Hidden Parameter Markov Decision Processes: An Emerging Paradigm for Modeling Families of Related Tasks


Konidaris G, Doshi-Velez F. Hidden Parameter Markov Decision Processes: An Emerging Paradigm for Modeling Families of Related Tasks. AAAI 2014 Fall Symposium on Knowledge, Skill, and Behavior Transfer in Autonomous Robots. 2014.
Paper145 KB


The goal of transfer is to use knowledge obtained by solving one task to improve a robot’s (or software agent’s) performance in future tasks. In general, we do not expect this to work; for transfer to be feasible, there must be something in common between the source task(s) and goal task(s). The question at the core of the transfer learning enterprise is therefore: what makes two tasks related?, or more generally, how do you define a family of related tasks? Given a precise definition of how a particular family of tasks is related, we can formulate clear optimization methods for selecting source tasks and determining what knowledge should be imported from the source task(s), and how it should be used in the target task(s). This paper describes one model that has appeared in several different research scenarios where an agent is faced with a family of tasks that have similar, but not identical, dynamics (or reward functions). For example, a human learning to play baseball may, over the course of their career, be exposed to several different bats, each with slightly different weights and lengths. A human who has learned to play baseball well with one bat would be expected to be able to pick up any similar bat and use it.
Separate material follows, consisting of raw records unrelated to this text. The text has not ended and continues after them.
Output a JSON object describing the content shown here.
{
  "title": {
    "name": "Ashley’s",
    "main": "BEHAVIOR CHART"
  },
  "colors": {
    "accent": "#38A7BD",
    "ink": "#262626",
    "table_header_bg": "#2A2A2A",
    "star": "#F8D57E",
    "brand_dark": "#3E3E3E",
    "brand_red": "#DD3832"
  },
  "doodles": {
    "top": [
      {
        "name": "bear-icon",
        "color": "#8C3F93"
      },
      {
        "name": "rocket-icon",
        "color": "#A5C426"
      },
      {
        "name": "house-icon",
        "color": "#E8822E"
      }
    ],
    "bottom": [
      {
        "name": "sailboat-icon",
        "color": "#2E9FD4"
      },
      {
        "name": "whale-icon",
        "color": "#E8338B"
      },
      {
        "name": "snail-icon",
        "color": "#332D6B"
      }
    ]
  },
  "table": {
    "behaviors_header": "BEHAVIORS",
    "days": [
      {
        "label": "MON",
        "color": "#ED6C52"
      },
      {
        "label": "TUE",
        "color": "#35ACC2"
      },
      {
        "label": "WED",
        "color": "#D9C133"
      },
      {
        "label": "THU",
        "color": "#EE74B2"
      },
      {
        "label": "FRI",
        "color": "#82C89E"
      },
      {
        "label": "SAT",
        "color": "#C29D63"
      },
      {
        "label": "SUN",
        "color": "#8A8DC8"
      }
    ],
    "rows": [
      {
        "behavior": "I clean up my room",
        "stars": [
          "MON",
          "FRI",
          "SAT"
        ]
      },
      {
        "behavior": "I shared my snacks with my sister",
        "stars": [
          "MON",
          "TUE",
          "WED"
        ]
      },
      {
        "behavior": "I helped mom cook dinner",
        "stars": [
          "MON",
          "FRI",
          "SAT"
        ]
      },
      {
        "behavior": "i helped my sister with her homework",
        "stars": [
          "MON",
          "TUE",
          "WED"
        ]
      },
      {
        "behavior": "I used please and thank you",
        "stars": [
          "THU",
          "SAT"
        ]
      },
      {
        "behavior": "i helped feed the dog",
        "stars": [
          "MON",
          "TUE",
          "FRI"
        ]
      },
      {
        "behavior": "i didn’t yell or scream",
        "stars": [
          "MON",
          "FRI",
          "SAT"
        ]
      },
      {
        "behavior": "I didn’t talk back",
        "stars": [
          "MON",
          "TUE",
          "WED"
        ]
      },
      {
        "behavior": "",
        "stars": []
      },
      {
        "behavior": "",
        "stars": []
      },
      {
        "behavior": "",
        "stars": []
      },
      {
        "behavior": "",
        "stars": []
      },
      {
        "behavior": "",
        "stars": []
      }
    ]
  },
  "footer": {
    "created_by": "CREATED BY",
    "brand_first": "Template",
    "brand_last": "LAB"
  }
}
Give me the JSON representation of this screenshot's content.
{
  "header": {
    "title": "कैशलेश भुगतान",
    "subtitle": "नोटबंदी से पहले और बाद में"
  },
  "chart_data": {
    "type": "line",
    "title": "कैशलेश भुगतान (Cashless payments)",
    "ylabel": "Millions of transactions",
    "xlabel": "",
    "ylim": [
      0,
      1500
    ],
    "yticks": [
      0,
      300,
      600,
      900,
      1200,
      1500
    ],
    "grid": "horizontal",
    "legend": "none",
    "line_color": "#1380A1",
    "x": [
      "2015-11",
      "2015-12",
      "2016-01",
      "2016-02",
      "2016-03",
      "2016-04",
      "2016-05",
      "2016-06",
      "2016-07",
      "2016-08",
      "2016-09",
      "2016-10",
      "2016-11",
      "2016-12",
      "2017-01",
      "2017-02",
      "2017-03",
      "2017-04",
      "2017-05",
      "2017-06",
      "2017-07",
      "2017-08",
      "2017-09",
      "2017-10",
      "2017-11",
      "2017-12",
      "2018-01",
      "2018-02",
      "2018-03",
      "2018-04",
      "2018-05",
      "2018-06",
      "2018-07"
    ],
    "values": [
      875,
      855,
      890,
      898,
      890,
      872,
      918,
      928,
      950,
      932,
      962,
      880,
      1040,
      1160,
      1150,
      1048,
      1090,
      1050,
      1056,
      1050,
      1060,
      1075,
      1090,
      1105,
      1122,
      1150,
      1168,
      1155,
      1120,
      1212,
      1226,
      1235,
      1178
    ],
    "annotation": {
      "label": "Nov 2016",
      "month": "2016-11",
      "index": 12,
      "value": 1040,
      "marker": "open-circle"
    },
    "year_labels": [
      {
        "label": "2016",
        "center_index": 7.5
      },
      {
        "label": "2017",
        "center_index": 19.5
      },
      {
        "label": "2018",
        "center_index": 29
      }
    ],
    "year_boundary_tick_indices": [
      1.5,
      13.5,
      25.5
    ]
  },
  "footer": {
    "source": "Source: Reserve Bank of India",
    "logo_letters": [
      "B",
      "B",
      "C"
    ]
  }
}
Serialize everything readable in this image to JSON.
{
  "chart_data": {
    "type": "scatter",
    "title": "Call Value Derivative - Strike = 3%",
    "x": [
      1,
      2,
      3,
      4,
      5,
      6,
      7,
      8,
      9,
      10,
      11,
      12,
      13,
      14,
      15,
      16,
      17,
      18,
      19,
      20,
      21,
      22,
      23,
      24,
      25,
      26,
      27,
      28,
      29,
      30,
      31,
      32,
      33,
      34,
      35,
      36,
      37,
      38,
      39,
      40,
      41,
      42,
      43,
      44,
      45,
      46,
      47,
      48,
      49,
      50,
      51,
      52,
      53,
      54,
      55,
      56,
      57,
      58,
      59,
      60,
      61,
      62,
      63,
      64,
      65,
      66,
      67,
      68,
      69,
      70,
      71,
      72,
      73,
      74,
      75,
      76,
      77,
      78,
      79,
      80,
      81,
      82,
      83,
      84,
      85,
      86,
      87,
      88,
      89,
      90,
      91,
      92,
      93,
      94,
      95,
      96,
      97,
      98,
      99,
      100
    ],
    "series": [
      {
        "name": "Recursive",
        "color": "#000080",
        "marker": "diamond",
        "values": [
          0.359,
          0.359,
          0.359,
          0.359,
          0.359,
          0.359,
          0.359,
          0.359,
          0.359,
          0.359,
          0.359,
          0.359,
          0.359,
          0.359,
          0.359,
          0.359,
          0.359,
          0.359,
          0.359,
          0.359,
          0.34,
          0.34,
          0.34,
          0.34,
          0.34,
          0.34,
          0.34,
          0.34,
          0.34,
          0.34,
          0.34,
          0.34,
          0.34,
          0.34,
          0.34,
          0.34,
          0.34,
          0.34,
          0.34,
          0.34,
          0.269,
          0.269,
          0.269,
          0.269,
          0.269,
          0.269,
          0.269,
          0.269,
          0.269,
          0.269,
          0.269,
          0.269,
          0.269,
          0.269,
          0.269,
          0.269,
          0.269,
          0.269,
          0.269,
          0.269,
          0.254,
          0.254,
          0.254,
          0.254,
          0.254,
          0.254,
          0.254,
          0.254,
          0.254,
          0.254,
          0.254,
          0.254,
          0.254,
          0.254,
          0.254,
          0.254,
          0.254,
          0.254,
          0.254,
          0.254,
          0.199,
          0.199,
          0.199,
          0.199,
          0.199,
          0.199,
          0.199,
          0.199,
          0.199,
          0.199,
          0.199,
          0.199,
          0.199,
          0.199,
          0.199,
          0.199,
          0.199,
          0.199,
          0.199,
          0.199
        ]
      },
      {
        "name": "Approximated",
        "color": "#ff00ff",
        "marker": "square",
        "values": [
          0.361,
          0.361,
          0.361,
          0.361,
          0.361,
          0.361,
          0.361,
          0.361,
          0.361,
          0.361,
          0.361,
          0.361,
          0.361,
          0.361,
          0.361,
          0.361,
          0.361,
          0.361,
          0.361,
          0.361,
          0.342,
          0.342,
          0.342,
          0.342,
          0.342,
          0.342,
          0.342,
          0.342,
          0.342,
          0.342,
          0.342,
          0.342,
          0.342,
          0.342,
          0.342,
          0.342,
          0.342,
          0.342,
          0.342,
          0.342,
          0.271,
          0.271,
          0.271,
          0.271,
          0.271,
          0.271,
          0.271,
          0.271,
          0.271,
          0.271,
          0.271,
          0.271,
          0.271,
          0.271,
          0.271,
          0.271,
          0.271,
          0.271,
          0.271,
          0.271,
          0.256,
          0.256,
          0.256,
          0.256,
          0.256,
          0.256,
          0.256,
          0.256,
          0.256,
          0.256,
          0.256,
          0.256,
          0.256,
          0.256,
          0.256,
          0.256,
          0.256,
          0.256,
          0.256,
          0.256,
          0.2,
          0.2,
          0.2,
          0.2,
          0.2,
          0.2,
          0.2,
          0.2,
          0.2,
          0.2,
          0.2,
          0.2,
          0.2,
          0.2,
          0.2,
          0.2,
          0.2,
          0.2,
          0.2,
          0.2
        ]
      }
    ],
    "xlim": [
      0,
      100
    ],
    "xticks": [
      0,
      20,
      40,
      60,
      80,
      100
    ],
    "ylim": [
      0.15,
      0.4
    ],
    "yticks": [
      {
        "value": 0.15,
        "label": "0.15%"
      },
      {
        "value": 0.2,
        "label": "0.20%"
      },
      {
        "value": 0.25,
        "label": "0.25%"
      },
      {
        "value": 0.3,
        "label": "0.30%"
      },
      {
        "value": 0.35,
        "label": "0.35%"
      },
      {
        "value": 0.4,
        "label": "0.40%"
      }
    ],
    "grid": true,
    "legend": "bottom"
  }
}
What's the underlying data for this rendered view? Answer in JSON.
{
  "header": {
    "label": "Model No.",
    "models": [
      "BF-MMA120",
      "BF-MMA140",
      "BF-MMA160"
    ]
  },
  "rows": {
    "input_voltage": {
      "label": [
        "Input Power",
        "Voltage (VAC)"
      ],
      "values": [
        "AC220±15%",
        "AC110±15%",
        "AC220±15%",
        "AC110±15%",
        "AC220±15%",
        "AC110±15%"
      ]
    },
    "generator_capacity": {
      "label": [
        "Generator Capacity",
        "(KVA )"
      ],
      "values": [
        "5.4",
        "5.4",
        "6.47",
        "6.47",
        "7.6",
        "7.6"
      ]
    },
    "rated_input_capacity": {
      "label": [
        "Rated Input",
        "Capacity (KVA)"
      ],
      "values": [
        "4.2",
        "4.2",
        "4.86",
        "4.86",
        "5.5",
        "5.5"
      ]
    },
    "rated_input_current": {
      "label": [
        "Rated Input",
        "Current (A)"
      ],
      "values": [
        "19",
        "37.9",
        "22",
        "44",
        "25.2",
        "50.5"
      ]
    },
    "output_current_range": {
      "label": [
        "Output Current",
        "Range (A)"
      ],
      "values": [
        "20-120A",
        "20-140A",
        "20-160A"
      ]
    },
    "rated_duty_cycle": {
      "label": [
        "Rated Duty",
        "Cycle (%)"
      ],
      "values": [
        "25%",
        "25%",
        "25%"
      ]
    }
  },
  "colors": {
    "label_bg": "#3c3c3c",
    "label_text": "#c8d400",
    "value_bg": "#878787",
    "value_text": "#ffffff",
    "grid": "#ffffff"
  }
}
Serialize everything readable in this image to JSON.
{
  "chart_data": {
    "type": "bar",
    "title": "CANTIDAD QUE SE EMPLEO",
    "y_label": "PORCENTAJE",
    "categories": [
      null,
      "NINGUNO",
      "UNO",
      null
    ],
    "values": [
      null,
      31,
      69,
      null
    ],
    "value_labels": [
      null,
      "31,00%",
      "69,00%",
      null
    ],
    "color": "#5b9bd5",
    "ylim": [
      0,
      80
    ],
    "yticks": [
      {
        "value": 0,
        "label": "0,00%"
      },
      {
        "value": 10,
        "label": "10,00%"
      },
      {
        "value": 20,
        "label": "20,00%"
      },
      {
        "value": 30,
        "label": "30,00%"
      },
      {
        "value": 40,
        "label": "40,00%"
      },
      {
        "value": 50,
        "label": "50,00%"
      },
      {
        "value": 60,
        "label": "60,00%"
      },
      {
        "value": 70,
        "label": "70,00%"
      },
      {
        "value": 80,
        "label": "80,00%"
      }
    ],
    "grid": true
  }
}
Similarly, when learning to drive a car, one may learn in more than one car, and then be expected to be able to drive any make and model of car (within reasonable variations) with little or no relearning. These examples are instances of exactly the kind of flexible, reliable, and sample-efficient behavior that we should be aiming to achieve in robotics applications. One way to model such a family of tasks is to posit that they are generated by a small set of latent parameters (e.g., the length and weight of the bat, or parameters describing the various physical properties of the car’s steering system and clutch) that are fixed for each problem instance (e.g., for each bat, or car), but are not directly observable by the agent. Defining a distribution over these latent parameters results in a family of related tasks, and transfer is feasible to the extent that the number of latent variables is small, the task dynamics (or reward function) vary smoothly with them, and to the extent to which they can either be ignored or identified using transition data from the task. This model has appeared under several different names in the literature; we refer to it as a hidden-parameter Markov decision process (or HIPMDP).

Last updated on 01/11/2016